Will glanced back and saw the attendant shut the door and head toward her station. He passed the fat woman’s row and saw her floral carry-on under the seat. He grabbed the handle and brought it with him to his own row as the plane dipped into a hard pocket of air. The cheap bag felt weightless. A price tag hung on the flimsy handle. He zipped the bag open. Empty. The roll-on was a prop. Had that pathetic creature even been a person?
“What did you see?” asked Dave.
The man was suddenly standing beside him. Will described what he’d seen.
“A Carrier,” said Dave. “Bugger’s luck, they snuck a Carrier on board.”
Another flash of lightning—closer, brighter—drew Will’s attention to the window. Sparks spit out from
the rear of the engine below the right wing. He turned back to Dave, but he was gone. Will reached for the glasses in his pocket, put them on, and turned to the window.

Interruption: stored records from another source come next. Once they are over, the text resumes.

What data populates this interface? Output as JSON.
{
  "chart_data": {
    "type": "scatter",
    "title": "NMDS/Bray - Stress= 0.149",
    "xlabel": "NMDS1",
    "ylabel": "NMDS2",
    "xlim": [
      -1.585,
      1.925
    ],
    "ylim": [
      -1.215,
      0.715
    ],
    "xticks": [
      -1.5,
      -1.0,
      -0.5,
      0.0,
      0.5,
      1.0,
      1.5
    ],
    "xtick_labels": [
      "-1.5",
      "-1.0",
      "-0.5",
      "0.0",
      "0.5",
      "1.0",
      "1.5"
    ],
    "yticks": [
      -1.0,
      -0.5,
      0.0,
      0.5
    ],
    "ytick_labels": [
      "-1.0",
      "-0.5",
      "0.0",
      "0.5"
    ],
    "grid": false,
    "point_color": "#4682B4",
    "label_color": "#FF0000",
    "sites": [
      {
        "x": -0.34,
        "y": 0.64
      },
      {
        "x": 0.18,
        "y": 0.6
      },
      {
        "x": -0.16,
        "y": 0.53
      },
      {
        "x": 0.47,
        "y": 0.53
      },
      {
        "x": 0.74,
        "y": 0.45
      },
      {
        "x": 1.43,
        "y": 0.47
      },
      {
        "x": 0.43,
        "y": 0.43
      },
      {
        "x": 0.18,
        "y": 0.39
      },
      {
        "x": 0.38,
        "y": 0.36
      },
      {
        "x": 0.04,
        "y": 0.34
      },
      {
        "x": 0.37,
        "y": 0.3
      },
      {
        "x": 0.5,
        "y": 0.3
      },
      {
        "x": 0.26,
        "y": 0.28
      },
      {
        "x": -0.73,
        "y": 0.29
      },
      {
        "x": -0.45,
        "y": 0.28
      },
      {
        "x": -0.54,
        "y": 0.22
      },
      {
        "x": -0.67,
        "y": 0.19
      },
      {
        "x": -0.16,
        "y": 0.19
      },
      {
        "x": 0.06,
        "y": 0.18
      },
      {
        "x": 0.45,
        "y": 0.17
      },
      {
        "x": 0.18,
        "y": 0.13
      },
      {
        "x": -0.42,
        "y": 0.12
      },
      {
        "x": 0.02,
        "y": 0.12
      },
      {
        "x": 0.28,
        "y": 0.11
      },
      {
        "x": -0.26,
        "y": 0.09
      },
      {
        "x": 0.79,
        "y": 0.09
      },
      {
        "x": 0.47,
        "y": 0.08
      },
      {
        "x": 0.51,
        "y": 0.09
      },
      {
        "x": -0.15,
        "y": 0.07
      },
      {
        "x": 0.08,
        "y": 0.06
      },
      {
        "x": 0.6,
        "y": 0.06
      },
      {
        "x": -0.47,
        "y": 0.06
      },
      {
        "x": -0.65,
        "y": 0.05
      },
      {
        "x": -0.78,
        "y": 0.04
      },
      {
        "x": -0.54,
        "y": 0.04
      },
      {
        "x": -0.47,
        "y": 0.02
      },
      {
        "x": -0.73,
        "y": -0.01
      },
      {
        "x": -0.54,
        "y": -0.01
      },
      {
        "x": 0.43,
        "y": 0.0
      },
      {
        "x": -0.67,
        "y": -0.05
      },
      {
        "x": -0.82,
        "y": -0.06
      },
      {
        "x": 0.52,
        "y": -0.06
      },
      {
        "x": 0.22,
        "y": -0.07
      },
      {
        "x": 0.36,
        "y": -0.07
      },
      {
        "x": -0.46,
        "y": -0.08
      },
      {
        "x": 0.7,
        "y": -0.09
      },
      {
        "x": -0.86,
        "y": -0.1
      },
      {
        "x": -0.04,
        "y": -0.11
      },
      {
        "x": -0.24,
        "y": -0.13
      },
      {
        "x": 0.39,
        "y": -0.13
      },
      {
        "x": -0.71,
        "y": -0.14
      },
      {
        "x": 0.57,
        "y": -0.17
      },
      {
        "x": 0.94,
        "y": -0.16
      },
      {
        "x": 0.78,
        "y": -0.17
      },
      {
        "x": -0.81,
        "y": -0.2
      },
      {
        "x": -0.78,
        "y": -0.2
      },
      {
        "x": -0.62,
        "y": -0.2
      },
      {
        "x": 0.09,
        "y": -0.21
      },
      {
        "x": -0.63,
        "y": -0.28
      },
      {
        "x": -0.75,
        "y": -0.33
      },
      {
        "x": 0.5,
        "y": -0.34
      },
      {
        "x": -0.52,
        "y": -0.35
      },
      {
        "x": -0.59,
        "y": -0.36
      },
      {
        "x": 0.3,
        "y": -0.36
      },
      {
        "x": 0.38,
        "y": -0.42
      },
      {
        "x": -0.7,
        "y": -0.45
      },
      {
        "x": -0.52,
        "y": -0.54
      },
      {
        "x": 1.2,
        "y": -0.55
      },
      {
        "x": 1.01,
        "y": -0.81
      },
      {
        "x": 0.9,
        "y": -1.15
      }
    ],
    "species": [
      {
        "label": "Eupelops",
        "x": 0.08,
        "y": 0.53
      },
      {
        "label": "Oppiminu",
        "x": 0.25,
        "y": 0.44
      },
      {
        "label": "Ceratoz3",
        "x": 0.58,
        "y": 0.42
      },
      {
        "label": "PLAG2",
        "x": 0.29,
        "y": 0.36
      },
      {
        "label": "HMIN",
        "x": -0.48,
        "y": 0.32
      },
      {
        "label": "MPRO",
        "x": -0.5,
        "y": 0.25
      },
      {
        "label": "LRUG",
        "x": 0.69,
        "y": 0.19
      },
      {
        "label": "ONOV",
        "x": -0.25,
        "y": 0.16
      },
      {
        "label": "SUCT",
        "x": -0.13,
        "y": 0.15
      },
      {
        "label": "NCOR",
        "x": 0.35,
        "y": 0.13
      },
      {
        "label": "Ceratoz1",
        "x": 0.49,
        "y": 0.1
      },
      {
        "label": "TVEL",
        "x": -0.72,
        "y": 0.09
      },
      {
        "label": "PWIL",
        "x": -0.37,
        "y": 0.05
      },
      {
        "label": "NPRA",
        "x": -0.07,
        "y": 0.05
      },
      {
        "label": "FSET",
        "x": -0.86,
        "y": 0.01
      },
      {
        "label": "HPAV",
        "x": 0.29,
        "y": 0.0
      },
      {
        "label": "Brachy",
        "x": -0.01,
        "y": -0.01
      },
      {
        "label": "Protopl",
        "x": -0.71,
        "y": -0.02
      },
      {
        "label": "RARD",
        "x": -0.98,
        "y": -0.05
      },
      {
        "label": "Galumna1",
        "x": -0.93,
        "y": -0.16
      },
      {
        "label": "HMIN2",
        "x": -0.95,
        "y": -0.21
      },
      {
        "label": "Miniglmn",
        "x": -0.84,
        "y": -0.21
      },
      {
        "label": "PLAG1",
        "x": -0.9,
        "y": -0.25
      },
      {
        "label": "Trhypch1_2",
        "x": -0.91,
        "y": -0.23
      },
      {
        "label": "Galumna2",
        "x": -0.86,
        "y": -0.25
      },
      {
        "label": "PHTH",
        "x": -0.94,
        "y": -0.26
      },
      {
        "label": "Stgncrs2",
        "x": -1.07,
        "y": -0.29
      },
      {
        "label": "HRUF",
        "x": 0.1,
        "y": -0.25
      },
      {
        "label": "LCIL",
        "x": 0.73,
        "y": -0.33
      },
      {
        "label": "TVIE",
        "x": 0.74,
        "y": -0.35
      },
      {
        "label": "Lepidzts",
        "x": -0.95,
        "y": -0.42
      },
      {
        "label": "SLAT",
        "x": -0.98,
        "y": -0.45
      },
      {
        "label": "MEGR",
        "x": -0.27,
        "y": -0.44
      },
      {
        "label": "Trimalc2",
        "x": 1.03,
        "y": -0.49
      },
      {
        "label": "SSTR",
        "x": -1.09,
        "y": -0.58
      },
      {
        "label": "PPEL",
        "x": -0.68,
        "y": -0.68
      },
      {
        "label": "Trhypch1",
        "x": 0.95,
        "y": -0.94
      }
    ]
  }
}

After his shock wore off, he counted six of them. They looked like crazed animated sacks of cement or stunted life-forms dredged from the depths of the sea.
A Carrier: And these are what she was carrying?
Squat, repulsive, rubbery plugs of flesh. Bushel-basket mouths tangled with razor-sharp fangs. A sturdy curved horn shot from the center of each pale forehead between wide, pebbled white eyes. Four stout limbs sprouted from the ribbed, sectioned torsos, equipped with curved talons. Nightmarish creatures designed—or customized—for the purpose of wreaking mindless destruction.
Exactly what they were trying to do right now to the plane’s right engine.
Will lifted his glasses. He saw nothing but the sparking engine and empty wing. Dropping the glasses back over his eyes, Will saw the awful writhing swarm again. He took off the glasses and turned them over in his hands.
Got to be some sort of projection system inside the frame that throws a moving image onto the lenses, Will thought. I can’t be seeing this. It’s a trick, a special effect.
But the frames looked solid and seamless, incapable of hiding technology sophisticated enough to manufacture what he was seeing. He was considering taking them apart with his Swiss Army knife when he heard an alarming, sputtering choke outside. A burst of sparks spewed from the engine, then a stream of dark smoke.
He fumbled the glasses back on. In a flash of lightning, he saw all six creatures attacking the engine housing in a frenzy, hammering away at it with tooth, horn, and claw. The plane dropped into another pocket of turbulence that lifted Will out of his seat. He refastened and tightened his seat belt. The creatures remained glued to the engine through every buck and tilt. Will realized their hideous torsos were studded with suction cups that clamped to the metal.
They were moments away from tearing the engine to pieces.